В начале четвертой главы Замка происходит второе соитие К. и Фриды; тоже выраженное одной-единственной фразой (фразой-метафорой), перевод которой я импровизирую как можно более дословно: «Что-то искала она, и что-то искал он, бешено, с искаженными лицами, вжимая головы в грудь друг друга, они искали, но их объятия, их вскидывающиеся тела не приносили им забвения, еще больше напоминая, что их долг — искать; и как собаки неистово роются в земле, так и они рылись в телах друг друга и беспомощно, разочарованно, чтобы извлечь хоть последний остаток радости, иногда размашисто проводили языками друг другу по лицу».

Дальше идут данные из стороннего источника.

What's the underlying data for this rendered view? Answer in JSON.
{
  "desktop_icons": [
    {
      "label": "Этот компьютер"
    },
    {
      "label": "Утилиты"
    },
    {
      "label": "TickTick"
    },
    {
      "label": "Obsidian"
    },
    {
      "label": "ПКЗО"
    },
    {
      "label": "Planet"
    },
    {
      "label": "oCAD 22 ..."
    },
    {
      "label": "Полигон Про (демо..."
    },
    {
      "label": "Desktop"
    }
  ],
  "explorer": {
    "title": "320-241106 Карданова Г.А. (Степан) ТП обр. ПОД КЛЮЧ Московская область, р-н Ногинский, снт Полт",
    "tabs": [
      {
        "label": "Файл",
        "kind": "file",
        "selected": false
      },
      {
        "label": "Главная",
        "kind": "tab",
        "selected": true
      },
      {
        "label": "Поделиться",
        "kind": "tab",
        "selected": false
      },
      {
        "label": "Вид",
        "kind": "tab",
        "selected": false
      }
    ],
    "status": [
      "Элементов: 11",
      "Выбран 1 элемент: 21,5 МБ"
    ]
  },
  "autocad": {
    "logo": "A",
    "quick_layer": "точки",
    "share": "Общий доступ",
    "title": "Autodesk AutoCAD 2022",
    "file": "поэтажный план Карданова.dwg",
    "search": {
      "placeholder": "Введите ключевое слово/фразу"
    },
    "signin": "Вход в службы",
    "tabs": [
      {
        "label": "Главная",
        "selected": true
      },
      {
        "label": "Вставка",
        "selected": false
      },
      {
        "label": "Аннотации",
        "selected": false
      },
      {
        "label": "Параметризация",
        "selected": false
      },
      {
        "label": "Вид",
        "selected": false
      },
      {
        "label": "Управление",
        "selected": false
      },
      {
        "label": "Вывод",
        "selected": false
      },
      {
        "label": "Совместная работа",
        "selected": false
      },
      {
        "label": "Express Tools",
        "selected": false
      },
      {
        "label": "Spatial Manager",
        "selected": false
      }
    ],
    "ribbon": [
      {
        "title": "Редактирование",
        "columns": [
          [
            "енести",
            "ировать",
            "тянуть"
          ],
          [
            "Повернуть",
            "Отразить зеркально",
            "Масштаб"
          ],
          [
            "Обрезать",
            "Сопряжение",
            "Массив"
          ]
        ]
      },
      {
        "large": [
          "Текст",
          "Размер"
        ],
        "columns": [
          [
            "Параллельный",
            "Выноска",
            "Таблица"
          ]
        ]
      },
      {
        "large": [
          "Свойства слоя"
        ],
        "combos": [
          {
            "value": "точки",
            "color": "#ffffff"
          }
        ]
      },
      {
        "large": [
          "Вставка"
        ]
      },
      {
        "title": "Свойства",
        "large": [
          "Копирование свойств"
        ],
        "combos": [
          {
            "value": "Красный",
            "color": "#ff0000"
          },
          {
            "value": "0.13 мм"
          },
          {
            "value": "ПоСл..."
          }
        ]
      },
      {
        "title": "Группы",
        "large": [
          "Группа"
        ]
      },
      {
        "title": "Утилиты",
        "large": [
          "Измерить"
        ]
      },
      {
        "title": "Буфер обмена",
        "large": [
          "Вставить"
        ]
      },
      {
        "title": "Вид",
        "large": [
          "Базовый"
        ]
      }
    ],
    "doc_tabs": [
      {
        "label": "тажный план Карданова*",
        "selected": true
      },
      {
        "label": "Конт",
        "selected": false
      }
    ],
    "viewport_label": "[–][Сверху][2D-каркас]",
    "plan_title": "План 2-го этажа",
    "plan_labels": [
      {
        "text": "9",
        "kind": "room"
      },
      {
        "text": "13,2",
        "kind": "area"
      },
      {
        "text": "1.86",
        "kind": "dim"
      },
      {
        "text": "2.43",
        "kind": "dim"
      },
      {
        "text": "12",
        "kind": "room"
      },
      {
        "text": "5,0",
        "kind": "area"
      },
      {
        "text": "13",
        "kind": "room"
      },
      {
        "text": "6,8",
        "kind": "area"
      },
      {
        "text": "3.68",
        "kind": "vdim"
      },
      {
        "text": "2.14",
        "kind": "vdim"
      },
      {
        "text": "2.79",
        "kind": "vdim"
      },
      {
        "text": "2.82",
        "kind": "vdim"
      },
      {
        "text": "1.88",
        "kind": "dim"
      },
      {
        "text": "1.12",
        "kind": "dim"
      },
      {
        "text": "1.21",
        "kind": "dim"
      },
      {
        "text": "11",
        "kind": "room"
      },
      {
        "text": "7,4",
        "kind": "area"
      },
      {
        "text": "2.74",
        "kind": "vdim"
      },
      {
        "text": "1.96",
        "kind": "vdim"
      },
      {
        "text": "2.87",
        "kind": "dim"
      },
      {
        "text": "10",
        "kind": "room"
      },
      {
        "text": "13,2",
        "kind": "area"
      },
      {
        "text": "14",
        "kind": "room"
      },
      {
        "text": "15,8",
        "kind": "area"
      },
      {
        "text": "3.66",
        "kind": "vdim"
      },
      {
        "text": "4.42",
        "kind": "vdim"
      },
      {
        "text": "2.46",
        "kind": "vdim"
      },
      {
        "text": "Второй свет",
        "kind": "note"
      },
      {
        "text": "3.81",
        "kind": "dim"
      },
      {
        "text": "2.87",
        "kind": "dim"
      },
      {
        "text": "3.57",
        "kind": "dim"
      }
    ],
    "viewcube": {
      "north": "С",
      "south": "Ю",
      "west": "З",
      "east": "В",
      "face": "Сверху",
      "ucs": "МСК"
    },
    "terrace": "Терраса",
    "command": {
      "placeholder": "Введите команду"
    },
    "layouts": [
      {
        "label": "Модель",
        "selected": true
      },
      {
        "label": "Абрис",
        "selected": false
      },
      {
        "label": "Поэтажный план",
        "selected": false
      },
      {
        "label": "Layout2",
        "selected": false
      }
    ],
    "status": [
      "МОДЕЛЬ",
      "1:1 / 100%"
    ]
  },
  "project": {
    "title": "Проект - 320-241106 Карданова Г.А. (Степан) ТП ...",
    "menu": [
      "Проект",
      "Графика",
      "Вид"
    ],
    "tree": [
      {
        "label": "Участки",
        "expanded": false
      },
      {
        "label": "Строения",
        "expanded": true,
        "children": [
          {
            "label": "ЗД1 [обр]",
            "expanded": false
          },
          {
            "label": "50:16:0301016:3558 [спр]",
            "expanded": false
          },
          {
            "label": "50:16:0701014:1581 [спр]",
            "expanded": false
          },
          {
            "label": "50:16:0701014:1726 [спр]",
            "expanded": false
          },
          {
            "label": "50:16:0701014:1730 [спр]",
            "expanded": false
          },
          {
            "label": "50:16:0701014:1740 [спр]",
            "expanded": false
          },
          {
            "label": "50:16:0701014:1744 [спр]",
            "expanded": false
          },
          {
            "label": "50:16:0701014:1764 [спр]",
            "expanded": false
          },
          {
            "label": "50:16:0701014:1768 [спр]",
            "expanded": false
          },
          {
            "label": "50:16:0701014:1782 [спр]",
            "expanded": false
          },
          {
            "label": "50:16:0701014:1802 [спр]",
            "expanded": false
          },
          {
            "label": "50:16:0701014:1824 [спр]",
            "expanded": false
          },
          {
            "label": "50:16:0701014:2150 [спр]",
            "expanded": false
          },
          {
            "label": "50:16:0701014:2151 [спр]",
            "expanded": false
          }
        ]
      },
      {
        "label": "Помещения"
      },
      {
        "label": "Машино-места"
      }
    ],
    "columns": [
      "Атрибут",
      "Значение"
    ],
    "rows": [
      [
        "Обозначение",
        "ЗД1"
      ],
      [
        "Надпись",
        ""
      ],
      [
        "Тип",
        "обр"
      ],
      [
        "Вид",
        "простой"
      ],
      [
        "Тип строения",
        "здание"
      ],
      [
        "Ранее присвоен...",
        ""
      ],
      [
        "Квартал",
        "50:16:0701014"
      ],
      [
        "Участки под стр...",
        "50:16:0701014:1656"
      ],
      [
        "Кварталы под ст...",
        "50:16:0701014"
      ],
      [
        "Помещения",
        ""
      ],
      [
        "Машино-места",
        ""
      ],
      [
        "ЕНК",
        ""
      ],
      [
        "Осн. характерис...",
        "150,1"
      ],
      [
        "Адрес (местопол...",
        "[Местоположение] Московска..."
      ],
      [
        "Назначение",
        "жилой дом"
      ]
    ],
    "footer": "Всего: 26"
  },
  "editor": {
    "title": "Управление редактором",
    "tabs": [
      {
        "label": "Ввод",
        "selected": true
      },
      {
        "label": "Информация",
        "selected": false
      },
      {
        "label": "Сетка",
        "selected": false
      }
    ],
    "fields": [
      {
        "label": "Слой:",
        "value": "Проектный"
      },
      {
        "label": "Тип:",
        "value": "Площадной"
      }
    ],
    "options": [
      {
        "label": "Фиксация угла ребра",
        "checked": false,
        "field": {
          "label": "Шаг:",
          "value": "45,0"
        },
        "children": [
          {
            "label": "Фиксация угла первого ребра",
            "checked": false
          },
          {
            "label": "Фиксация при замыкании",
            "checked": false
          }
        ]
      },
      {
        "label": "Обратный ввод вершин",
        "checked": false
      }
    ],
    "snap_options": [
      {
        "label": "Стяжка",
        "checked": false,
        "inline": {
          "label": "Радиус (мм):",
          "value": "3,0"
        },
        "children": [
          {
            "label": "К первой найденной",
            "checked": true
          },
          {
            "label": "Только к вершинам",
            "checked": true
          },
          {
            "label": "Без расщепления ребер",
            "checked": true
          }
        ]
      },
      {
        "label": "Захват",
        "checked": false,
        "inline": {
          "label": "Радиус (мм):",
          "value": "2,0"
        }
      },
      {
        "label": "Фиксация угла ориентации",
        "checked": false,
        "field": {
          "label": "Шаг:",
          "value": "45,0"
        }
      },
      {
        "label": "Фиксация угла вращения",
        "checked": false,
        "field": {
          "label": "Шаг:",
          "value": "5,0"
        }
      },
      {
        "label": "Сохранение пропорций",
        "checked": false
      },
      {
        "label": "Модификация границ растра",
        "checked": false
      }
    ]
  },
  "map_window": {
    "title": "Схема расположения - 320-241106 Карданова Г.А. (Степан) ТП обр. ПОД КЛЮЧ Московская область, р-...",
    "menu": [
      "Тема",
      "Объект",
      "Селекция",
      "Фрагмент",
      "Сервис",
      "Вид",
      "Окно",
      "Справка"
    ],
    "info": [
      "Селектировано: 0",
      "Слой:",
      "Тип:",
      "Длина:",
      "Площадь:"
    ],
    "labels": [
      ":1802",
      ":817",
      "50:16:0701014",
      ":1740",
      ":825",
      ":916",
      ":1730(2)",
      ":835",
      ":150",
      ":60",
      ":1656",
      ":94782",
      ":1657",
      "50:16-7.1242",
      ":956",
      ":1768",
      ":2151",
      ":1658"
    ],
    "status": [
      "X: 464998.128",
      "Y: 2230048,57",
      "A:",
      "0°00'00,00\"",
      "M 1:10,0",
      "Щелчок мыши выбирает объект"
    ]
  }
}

Так же как ключевыми словами метафоры первого соития были «чужой», «чуждость», здесь ключевые слова «искать» и «рыться». Эти слова создают не зрительный образ того, что происходит, а невыразимую экзистенциальную ситуацию. Когда Давид переводит: «как собаки, которые в отчаянии вонзают свои когти в землю, они вонзали ногти в тела друг друга», он не только неправильно переводит (Кафка не говорит ни о когтях, ни о ногтях, которые вонзаются), но переносит метафору из сферы экзистенциальной в сферу зрительного описания, переходя, таким образом, в иную, чем у Кафки, эстетику. (Этот эстетический сдвиг еще более очевиден в последней части предложения: Кафка говорит: «[sie] fuhren manchmal ihre Zungen breit uber des anderen Gesicht» — «они иногда размашисто проводили языками друг другу по лицу»; эта точная и нейтральная констатация превращается у Давида в экспрессионистскую метафору. «они рывками шарили языками по лицу»).
Потребность вместо самого очевидного, самого простого, самого нейтрального слова употребить другое (быть — углубляться; идти — шагать; проводить — шарить) можно было бы называть рефлексам синонимизации — рефлексом, присущим почти всем переводчикам. Обладание большим запасом синонимов является составной частью виртуозного владения «прекрасным языком»; если в том же абзаце оригинала дважды встречается слово «грусть», переводчик, задетый этим повтором (который рассматривается как покушение на непременную стилистическую элегантность), подвергнется искушению во второй раз перевести это слово как «меланхолия». Но более того, эта потребность употребления синонимов так глубоко внедрилась в душу переводчика, что он сразу же выберет синоним: он переведет «меланхолия», если в оригинале стоит «грусть», он переведет «грусть» там, где стоит «меланхолия».